E Riobaldo acha sua missão, liderar o bando na nova
tentativa de travessia do Liso do Sussuarão, o terrível deserto que antes, ainda sob a liderança de Zé Bebelo, tentaram atravessar. E tudo deu errado. Tiveram que voltar do meio para trás, carregando muitas mortes e desespero. Mas Riobaldo agora faz diferente, com menos preparo e bagagens que antes. O grupo, agora mais leve, vai mais fácil.
E com grupos esparsos, distantes uns dos outros,
mas alcançáveis pela vista ou pelos gritos, vão localizando algum alimento e água pelo caminho. E seguem adiante.
E Diadorim diz a Riobaldo, com amor e ainda
durante a travessia que, quando tudo acabar lhe contará um segredo. Mas Riobaldo, longe de si, não entende verdadeiramente o que Diadorim quer dizer. - “Riobaldo, escuta: vamos na estreitez deste passo...” – ele disse; e de medo não tremia, que era de amor – hoje sei. - “... Riobaldo, o cumprir de nossa vingança vem perto... Daí, quando tudo estiver repago e refeito, um segredo, uma coisa, vou contar a você...” Ele disse, com o amor no fato das palavras. Eu ouvi. Ouvi, mas mentido. Eu estava longe de mim e dele. Do que Diadorim mais me disse, desentendi metade.
Riobaldo tenta se justifica considerando que
precisava estar atento a coisas mais graves. E encontra um homem demo.
Ah, quase que eu estava cogitando nisso, quando o
homem rosnou. Quem ele era, digo, em qualidade: um, troncudo, pardaz, genista, filho não sei de que terra. Assim, casta de gente?
Era um louco desajustado, de quem ele até sabia o
nome: Treciziano.
Impaciente, ele grita e xinga alguma coisa, com
intuito de ofensa.
Eu queria tolerar, primeiro: porque o demo não era
homem para mandar em mim e me pôr em raiva. Aí, era só eu forçar calma, tenteador; depois, com palavras de energia boa, eu acautelava evitando a jerimbamba, e daí repreendia esse Treciziano, revoltoso, próprio por autoridade minha, mas sem pau nem pedra. Mas Riobaldo vê o vislumbre da cólera no rosto do homem. Diz que ele era o Demo. E o louco tenta esfaqueá-lo, mas atinge as tralhas que Riobaldo levava na cintura. Riobaldo, num átimo, o degola com seu punhal. Morto ele cai.

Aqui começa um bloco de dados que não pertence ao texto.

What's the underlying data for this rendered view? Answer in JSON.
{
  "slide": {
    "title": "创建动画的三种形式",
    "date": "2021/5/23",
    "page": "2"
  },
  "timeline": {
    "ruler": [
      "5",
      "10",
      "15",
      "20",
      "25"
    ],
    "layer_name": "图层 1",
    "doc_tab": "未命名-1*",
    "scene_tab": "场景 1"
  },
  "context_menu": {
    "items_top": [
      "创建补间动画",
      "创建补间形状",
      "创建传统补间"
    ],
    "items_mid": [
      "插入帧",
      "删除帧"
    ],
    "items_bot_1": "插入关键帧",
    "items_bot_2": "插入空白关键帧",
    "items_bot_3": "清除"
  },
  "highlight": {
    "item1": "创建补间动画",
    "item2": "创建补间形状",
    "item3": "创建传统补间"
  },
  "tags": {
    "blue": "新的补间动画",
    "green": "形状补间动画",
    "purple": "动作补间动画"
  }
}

Ah-oh! Aoh, mas ninguém não vê o demônio
morto... O defunto, que estava ali, era mesmo o do Treciziano! A morte dele deu certo. E era, segundo tinha de ser? E tinha de ser, por tanto que o demo não existe!
Riobaldo se sente mal.
Um frio profundíssimo me tremeu. Sofri os pavores
disso – da mão da gente ser capaz de ato sem o pensamento ter tempo.
Os companheiros de bando o elogiam. Sua fama
com a pontaria já era conhecida. Mas agora ele matou na faca.
Na primeira vez que o bando tentou atravessar o
deserto e teve que voltar, quase mortos, houve também uma morte semelhante. Encontraram o que parecia um macaco, mataram e comeram, desesperados de fome. E descobriram não ser um macaco, mas um homem perdido e louco, desfigurado. Agora, quase a terminar a travessia encontram outro homem quase não homem, o homem demo. E também o matam.
O deserto desfigura o que de humano há em nós?
Esse segundo morto é denominado por Riobaldo de
demo. Demo é anagrama de medo. É só trocar as letras de lugar. Riobaldo discute todo o tempo neste livro se o diabo existe ou não. E busca também todo o tempo se livrar de seu medo e ser valente como Diadorim. O medo é o demo de Riobaldo. E é muito sugestivo que essa morte ocorra justo no fim da travessia do deserto, justo na hora que Diadorim lhe diz que, terminada a vingança, vai lhe contar um segredo.
É Riobaldo matando seu Demo-Medo. É Riobaldo
não escutando o que Diadorim lhe diz. É Riobaldo que não pode ver o que está diante de si.